Athanasius (about A.D. 297-373):

These things are sufficient to refute your foolish speech. Mock no more at the Godhead. For it is the part of those who mock to ask the questions which are not written and to say, So the Spirit is a son and the Father a grandfather?

– Athanasius, C. R. B. Shapland, trans., The Letters of Athanasius Concerning the Holy Spirit, Ad Serapion 4.7 (New York: The Philosophical Library, 1951), p. 188.

Irenaeus (about A.D. 130 – 200):

(Scripture to be interpreted by Scripture) If, therefore, according to the rule which I have stated, we leave some questions in the hands of God, we shall both preserve our faith uninjured, and shall continue without danger; and all Scripture, which has been given to us by God, shall be found by us perfectly consistent; and the parables shall harmonize with those passages which are perfectly plain; and those statements the meaning of which is clear, shall serve to explain the parables; and through the many diversified utterances [of Scripture] there shall be heard one harmonious melody in us, praising in hymns that God who created all things. If, for instance, any one asks, “What was God doing before He made the world? ”we reply that the answer to such a question lies with God Himself. For that this world was formed perfect by God, receiving a beginning in time, the Scriptures teach us; but no Scripture reveals to us what God was employed about before this event. The answer therefore to that question remains with God, and it is not proper for us to aim at bringing forward foolish, rash, and blasphemous suppositions [in reply to it]; so, as by one’s imagining that he has discovered the origin of matter, he should in reality set aside God Himself who made all things.
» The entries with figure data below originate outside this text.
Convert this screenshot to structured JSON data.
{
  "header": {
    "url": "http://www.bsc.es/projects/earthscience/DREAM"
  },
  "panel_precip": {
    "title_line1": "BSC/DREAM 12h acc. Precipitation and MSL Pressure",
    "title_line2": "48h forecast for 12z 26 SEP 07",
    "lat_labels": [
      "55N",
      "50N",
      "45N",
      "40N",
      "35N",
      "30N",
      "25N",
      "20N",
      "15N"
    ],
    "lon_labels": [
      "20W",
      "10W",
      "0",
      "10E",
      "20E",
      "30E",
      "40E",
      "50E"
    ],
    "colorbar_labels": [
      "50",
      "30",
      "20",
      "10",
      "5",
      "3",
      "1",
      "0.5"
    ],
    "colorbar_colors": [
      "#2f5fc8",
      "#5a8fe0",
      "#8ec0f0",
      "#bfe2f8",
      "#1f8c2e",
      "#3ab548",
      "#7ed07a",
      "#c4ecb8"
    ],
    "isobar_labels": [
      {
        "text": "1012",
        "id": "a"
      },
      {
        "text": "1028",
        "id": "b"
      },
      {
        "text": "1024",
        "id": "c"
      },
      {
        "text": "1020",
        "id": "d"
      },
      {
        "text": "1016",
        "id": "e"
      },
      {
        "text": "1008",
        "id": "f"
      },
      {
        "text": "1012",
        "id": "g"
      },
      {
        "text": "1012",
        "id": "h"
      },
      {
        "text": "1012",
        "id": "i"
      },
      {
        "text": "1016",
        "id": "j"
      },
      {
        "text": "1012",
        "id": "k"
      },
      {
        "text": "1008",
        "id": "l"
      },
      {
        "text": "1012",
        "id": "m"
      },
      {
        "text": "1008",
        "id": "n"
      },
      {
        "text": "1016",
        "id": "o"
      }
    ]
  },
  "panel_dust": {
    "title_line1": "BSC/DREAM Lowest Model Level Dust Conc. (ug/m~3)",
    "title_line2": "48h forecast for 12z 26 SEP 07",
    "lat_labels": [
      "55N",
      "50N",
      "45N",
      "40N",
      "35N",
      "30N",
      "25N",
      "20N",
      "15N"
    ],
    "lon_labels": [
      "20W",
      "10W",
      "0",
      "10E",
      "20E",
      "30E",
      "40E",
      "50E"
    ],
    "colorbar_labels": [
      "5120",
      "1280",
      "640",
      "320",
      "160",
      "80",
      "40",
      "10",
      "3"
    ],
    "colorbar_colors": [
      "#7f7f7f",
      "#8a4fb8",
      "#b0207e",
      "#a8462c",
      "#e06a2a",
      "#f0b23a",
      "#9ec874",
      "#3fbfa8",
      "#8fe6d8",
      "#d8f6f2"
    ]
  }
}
– Irenaeus, ANF: Vol. I, Against Heresies, 2:28:3 (note that the heading “Scripture to be Interpreted by Scripture” is, as far as I know, added by the editor)(Unlike Roman Catholic apologists, such as Bryan, Irenaeus tells us that God, not the Church, gave us the Scriptures, and that if a matter concerning God is not revealed in Scripture, it is because it is beyond the scope of extant revelation.)

Ambrose (about A.D. 339-97):

But subjects which are alien to our purpose and to divine testimony should be left to those ‘who are outside.’ We should adhere closely to the doctrine laid down by the celestial Scriptures.

– Ambrose, FC, Vol. 42, Saint Ambrose: The Six Days of Creation, Book 2, the third homily, chapter 2, §7 (New York: Fathers of the Church, 1961), p. 51.